Réalisé en 1959 par le grand cinéaste français Robert Bresson, Pickpocket est un film radicalement nouveau.
Narrant avec une économie de moyens typique du cinéma de Bresson les états d’âmes d’un jeune homme prénommé Michel tenté par le vol à la tire et qui se forge des théories pour se convaincre de ce geste, Pickpocket est un film fascinant qui repose avant tout sur les sensations et non sur la trame. Comment oublier ces porte-feuilles qui passent de main en main, que Bresson filme comme un véritable ballet, sur la musique sublime de Lully ? Car ce qui intéresse le cinéaste dans Pickpocket, c’est de saisir la beauté pure du geste, seulement du geste. D’ailleurs, le jeune héros a beau élaborer des théories qui essaient de justifier le geste de voler, il est seulement fasciné par le geste pur, comme un geste magique qui lui ouvre les portes d’une autre dimension, presque surnaturelle. D’une incroyable élégance formelle, Pickpocket illustre la puissance de la pensée sur la matière (cette pensée qui permet de dérober les porte-feuilles, comme si de rien n’était), mais aussi l’impossibilité pour l’homme de se débarrasser de cette matière. Notre héros ne peut en effet s’empêcher de voler. Bien qu’il ait un concept théorique, le vol finit par le dominer. Chez Bresson, tout rentre en interaction, que cela soit les corps, les objets, le temps… créant un monde où règne l’indicible.

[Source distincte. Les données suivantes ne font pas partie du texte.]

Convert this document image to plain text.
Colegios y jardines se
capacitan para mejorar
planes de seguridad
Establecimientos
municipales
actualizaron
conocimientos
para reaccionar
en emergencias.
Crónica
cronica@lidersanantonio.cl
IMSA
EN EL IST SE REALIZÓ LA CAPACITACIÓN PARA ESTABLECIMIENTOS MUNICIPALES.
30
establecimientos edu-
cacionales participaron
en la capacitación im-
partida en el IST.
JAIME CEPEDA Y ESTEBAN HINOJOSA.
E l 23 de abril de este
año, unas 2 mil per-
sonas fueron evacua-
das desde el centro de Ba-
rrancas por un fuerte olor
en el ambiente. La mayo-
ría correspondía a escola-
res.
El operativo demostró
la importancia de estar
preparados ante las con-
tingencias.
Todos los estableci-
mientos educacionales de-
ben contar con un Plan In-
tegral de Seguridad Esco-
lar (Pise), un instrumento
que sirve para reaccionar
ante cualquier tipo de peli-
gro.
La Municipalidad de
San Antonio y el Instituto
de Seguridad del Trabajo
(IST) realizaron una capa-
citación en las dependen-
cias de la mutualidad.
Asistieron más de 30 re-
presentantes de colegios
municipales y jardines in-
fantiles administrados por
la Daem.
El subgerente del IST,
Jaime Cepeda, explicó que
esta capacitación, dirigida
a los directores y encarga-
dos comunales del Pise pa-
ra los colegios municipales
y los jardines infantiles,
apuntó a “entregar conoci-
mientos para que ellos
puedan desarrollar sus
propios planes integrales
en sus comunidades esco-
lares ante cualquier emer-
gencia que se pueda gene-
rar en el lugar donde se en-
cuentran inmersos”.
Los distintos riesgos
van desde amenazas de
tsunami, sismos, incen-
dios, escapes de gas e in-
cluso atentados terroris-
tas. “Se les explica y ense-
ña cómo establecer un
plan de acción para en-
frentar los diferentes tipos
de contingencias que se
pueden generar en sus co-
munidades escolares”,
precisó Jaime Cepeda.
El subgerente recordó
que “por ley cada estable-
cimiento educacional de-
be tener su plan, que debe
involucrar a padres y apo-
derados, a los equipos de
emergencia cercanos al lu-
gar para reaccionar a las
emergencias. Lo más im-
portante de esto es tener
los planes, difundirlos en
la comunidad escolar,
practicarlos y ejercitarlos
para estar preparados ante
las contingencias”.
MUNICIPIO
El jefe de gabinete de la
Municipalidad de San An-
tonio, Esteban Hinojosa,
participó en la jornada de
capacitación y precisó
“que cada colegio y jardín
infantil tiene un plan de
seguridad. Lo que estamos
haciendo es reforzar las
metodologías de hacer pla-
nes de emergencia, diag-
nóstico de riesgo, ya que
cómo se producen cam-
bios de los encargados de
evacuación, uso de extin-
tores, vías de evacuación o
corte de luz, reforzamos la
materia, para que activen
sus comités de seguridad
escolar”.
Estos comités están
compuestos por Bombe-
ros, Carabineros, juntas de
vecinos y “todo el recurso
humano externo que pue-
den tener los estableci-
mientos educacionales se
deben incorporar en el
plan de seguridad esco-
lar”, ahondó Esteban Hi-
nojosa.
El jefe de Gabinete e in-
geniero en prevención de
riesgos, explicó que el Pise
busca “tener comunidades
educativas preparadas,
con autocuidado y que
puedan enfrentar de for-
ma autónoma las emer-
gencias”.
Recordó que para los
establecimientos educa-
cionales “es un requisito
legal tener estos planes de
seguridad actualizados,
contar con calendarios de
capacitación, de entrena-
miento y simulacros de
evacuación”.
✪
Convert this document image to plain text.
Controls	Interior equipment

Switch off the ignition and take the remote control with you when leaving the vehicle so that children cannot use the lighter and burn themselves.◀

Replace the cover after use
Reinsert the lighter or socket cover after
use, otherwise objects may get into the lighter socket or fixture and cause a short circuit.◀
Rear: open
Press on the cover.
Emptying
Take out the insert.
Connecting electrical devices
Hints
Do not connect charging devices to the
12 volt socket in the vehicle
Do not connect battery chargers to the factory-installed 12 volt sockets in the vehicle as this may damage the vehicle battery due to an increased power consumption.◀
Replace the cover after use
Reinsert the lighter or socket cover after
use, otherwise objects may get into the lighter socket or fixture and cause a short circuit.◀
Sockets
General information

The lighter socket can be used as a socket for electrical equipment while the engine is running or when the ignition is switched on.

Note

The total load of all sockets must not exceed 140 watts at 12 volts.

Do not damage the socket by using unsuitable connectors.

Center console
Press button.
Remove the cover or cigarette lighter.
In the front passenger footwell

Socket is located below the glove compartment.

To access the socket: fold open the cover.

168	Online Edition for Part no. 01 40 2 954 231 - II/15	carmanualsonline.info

Mais Pickopocket est aussi une très subtile histoire d’amour, également indicible. Le dernier plan du film reste longtemps dans les mémoires, où on voit Michel derrière les barreaux et en visiteuse la jeune femme qui l’aime, Jeanne. La réplique du héros est sans équivoque : « que de chemin il m’a fallu pour arriver jusqu’à toi ! ». Cette scène célèbre a d’ailleurs été citée directement dans le American gigolo de Paul Schrader.
Bresson offre une nouvelle fois une œuvre exceptionnelle, novatrice et unique. Un chef d’œuvre à voir et à revoir.